Baker's involvement in music organizations has encompassed membership on the National Council on the Arts; board positions for the American Symphony Orchestra League, Arts Midwest, and the Afro-American Bicentennial Hall of Fame/Museum; and past chairs of the Jazz Advisory Panel to the Kennedy Center and the Jazz/Folk/Ethnic Panel of the NEA. He has been president (2002-04)  and vice president of the International Association of Jazz Educators, president of the National Jazz Service Organization, and senior consultant for music programs for the Smithsonian Institution.  Baker currently holds the position of Distinguished Professor of Music and Chairman of the Jazz Department at the Indiana University School of Music.  He has taught and performed throughout the USA, Canada, Europe, Scandinavia, New Zealand and Japan.  He is also the conductor and musical and artistic director of the Smithsonian Jazz Masterworks Orchestra.

He has more than 65 recordings, 70 instructional books, and 400 articles to his credit.

He has written some 70 books (mostly method books for musicians), and 400 articles; among his books are Jazz Improvisation: A Comprehensive Method of Study for All Players (1969) and Techniques of Improvisation (1971); with L. Belt and H. Hudson, he ed.

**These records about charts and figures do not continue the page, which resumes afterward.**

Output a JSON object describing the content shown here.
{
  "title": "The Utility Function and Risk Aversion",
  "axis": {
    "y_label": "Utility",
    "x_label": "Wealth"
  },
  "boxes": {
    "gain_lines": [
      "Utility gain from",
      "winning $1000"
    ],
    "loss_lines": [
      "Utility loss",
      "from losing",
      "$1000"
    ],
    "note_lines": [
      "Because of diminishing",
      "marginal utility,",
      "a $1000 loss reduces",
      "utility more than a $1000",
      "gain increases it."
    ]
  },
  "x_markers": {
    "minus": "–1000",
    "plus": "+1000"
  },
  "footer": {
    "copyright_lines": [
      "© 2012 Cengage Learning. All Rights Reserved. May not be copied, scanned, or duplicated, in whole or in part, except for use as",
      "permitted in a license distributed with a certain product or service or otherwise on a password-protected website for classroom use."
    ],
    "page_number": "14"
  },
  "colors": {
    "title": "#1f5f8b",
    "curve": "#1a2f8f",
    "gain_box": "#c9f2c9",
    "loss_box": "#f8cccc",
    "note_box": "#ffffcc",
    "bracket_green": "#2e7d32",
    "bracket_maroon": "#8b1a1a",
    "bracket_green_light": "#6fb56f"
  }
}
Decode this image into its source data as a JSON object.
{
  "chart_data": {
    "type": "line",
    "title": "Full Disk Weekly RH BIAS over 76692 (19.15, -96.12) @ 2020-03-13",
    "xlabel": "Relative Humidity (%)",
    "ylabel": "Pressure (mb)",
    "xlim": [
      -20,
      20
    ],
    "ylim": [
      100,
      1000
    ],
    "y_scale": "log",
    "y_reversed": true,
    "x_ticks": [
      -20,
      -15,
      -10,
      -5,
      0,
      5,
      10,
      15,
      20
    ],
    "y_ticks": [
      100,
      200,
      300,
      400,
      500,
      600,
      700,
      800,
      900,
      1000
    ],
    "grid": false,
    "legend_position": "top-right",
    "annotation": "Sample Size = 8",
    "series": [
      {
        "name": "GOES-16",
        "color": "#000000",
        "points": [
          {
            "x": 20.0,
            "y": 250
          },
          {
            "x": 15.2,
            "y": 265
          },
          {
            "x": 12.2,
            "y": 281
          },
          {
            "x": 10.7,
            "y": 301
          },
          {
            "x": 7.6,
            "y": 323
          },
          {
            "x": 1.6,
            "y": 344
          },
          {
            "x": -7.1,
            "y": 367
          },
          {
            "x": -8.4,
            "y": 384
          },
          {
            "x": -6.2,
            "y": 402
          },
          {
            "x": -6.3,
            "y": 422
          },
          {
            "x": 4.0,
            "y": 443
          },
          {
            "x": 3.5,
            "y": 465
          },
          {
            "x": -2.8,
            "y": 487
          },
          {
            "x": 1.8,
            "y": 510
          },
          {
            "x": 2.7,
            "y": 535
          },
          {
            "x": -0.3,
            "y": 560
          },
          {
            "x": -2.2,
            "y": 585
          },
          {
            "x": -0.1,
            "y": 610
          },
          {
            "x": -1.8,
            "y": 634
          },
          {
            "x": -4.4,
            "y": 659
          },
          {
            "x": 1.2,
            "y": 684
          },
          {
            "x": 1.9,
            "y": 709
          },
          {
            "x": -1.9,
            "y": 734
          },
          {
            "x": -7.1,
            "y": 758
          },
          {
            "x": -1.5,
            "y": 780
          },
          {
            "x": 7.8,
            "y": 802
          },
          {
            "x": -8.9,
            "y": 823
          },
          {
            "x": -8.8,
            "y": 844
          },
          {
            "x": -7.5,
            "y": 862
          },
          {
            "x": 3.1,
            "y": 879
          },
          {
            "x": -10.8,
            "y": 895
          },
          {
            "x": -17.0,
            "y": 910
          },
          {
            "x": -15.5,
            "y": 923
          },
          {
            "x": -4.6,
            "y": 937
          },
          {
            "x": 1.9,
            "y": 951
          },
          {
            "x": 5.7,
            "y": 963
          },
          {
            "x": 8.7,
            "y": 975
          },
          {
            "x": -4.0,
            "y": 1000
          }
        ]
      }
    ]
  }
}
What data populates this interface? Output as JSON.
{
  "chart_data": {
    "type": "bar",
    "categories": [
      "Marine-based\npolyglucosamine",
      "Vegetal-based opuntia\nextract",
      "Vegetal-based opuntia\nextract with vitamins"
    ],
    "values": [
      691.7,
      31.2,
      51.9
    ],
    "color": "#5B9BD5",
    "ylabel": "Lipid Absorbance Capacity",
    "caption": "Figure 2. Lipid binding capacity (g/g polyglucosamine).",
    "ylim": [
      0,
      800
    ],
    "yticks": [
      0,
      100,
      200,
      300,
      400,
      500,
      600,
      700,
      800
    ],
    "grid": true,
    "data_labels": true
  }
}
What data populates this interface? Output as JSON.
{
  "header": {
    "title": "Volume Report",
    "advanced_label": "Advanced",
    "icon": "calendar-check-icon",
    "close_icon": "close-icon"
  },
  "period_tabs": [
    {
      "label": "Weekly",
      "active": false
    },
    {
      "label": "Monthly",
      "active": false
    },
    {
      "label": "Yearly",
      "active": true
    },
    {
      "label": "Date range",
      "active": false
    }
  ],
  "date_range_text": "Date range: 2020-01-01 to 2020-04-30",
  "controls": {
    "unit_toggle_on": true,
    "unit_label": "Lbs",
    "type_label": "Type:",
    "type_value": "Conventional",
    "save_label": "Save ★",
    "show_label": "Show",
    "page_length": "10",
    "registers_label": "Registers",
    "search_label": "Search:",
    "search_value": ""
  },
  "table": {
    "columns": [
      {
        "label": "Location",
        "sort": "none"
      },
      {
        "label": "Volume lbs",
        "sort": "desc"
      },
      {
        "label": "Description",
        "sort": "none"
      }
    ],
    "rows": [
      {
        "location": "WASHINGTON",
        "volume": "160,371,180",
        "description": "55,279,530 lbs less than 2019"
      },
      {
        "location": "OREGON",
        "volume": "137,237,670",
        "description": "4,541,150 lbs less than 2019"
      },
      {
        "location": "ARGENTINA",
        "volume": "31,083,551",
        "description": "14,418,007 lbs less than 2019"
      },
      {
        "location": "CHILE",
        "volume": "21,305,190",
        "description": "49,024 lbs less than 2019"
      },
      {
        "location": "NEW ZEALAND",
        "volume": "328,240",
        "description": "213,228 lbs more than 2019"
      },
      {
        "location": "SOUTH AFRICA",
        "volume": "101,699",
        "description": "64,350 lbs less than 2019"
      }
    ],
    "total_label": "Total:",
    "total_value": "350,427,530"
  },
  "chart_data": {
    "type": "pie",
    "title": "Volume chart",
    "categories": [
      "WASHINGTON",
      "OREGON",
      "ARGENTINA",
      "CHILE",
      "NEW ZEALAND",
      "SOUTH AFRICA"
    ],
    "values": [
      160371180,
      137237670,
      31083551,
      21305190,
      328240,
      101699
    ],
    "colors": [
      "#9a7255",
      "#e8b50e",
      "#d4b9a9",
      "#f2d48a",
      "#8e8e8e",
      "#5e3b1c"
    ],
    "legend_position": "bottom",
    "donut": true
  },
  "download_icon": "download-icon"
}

The Black Composer Speaks (1978).

Some of his orchestral works include Reflections for Orch. and Jazz Ensemble (1969); Concerto for Violin and Jazz Band (1969); Concerto for Flute, Jazz Ensemble, and String Quartet (1971); Concerto for Double Bass, Jazz Ensemble, String Quartet, and Solo Violin (1972); Concerto for Trombone, Jazz Band, and Chamber Orch. (1972); Kosbro (1973; rev. 1975); Levels, concerto for Double Bass, Jazz Band, Flute Quartet, Horn Quartet, and String Quartet (1973); Le Chat qui peche for Orch., Jazz Quartet, and Soprano (1974); 2 Improvisations for Orch. and Jazz Combo (1974); Concerto for Tuba, Jazz Band, Percussion, Chorus, Dancers, Slide Projections, and Tape Recorders (1975); Concerto for Cello and Chamber Orch. (1975-76); Concerto for 2 Pianos, Jazz Band, Chamber Orch., and Percussion (1976); Clarinet Concerto (1985).

He has composed vocal works such as Black America: To the Memory of Martin Luther King, jazz cantata (1968); Catholic Mass for Peace for Chorus and Jazz Ensemble (1969). His chamber music includes String Quartet No. 1 (1962); Viola Sonata (1966); Violin Sonata (1967); Salute to Beethoven for Piccolo, Wind Quintet, Flute Choir, Jazz Ensemble, and Tape (1970); Cello Sonata (1973); Sonata for Violin and Cello (1974); Suite for Solo Violin (1975); Quintet for Jazz Violin and String Quartet (1987). Of course he has also written numerous works for jazz ensembles of various sizes.